Applying three-dimensional AI to biopsies could predict the recurrence of prostate cancer better than traditional histopathology, researchers report.
Their TriPath 3D pathology deep-learning platform more accurately reflected the intrinsically diverse nature of human tissue and could help guide clinical decisions, according to the findings reported in the journal Cell.
The platform was better able to extract 3D morphological features, helping to mitigate the sampling bias inherent from 2D, slice-based approaches and even performed better than board-certified pathologists.
“Using advancements in AI and 3D spatial biology techniques, TriPath provides a framework for clinical decision support and may help reveal novel biomarkers for prognosis and therapeutic response,” said co-corresponding author Faisal Mahmood, PhD, an associate professor of pathology who runs a lab at Brigham and Women’s Hospital.
Lead study author Andrew Song, PhD, a postdoctoral research fellow in Mahmood’s lab, added: “Our approach underscores the importance of comprehensively analyzing the whole volume of a tissue sample for accurate patient risk prediction, which is the hallmark of the models we developed and only possible with the 3D pathology paradigm.”
The researchers first studied the classification ability of TriPath using simulated 3D phantom datasets and then examined its prognostic ability in two prostate cancer datasets that involved different forms of 3D pathology imaging.
The first dataset came from Brigham and Women’s hospital and contained 45 prostatectomy specimens, each from a different patient, with images from microcomputed tomography.
The second dataset came from the University of Washington and contained 444 simulated core-needle biopsies extracted from prostatectomy specimens in 74 patients, with images from open-top light-sheet microscopy.
The team compared several analytical treatments of the volumetric samples, ranging from using 2D patches in just a few planes within each volume to emulate a traditional 2D pathology workflow to using 3D patches from the whole volume.

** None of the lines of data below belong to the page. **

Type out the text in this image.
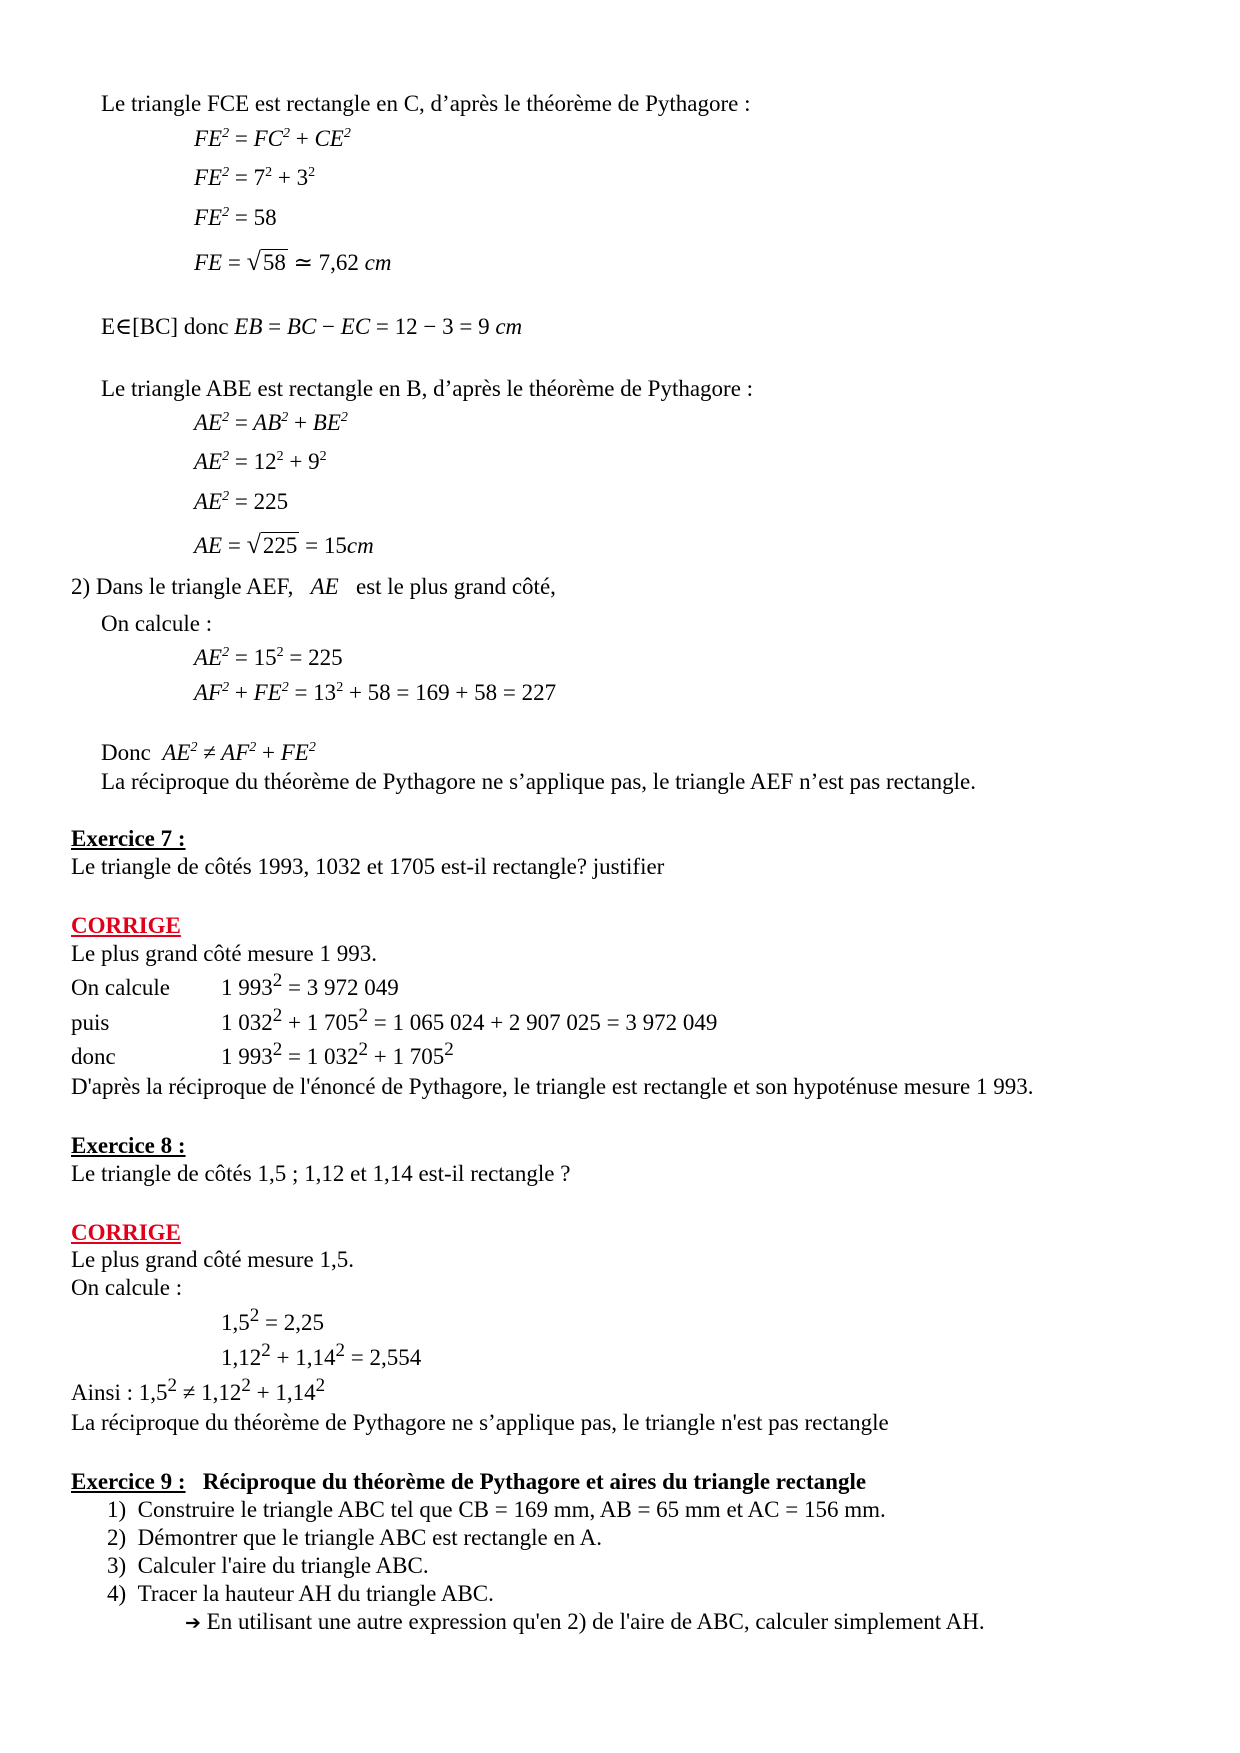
Le triangle FCE est rectangle en C, d’après le théorème de Pythagore :
$FE^2 = FC^2 + CE^2$
$FE^2 = 7^2 + 3^2$
$FE^2 = 58$
FE = √58 ≃ 7,62 cm
E∈[BC] donc EB = BC − EC = 12 − 3 = 9 cm
Le triangle ABE est rectangle en B, d’après le théorème de Pythagore :
$AE^2 = AB^2 + BE^2$
$AE^2 = 12^2 + 9^2$
$AE^2 = 225$
AE = √225 = 15cm
2) Dans le triangle AEF, AE est le plus grand côté,
On calcule :
$AE^2 = 15^2 = 225$
$AF^2 + FE^2 = 13^2 + 58 = 169 + 58 = 227$
Donc $AE^2 \ne AF^2 + FE^2$
La réciproque du théorème de Pythagore ne s’applique pas, le triangle AEF n’est pas rectangle.
Exercice 7 :
Le triangle de côtés 1993, 1032 et 1705 est-il rectangle? justifier
CORRIGE
Le plus grand côté mesure 1 993.
On calcule 1 $993^2 = 3$ 972 049
puis	1 $032^2 + 1$ $705^2 = 1$ 065 024 + 2 907 025 = 3 972 049
donc	1 $993^2 = 1$ $032^2 + 1$ $705^2$
D'après la réciproque de l'énoncé de Pythagore, le triangle est rectangle et son hypoténuse mesure 1 993.
Exercice 8 :
Le triangle de côtés 1,5 ; 1,12 et 1,14 est-il rectangle ?
CORRIGE
Le plus grand côté mesure 1,5.
On calcule :
$1,5^2 = 2,25$
$1,12^2 + 1,14^2 = 2,554$
Ainsi : $1,5^2 \ne 1,12^2 + 1,14^2$
La réciproque du théorème de Pythagore ne s’applique pas, le triangle n'est pas rectangle
Exercice 9 : Réciproque du théorème de Pythagore et aires du triangle rectangle
1) Construire le triangle ABC tel que CB = 169 mm, AB = 65 mm et AC = 156 mm.
2) Démontrer que le triangle ABC est rectangle en A.
3) Calculer l'aire du triangle ABC.
4) Tracer la hauteur AH du triangle ABC.
➔ En utilisant une autre expression qu'en 2) de l'aire de ABC, calculer simplement AH.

To further validate performance, they compared TriPath against baselines based on current clinical practices with a reader study involving six genitourinary pathologists and hematoxylin and eosin staining in whole-slide images.
The team found that using the entire volume of samples was better than simply using a portion, as demonstrated by the area under the receiver operating curve (AUC).
Using 3D deep learning and the whole tissue volume, AUC data showed that TriPath was able to outperform current clinical baseline and 2D deep learning baselines involving both 2D sections and 3D volume.
“In summary, TriPath represents a critical step toward developing a clinically translatable computational 3D pathology assay, thus catalyzing an exciting new era for 3D biomarker discovery and clinical assay development,” the researchers report.
They add: “We envision TriPath being extended to a wide range of clinical tasks in 3D pathology, from AI triage of tissue volumes to assist human observers to fully automated risk stratification, wishing to augment standard 2D histopathology methods in guiding critical treatment decisions for individual patients.”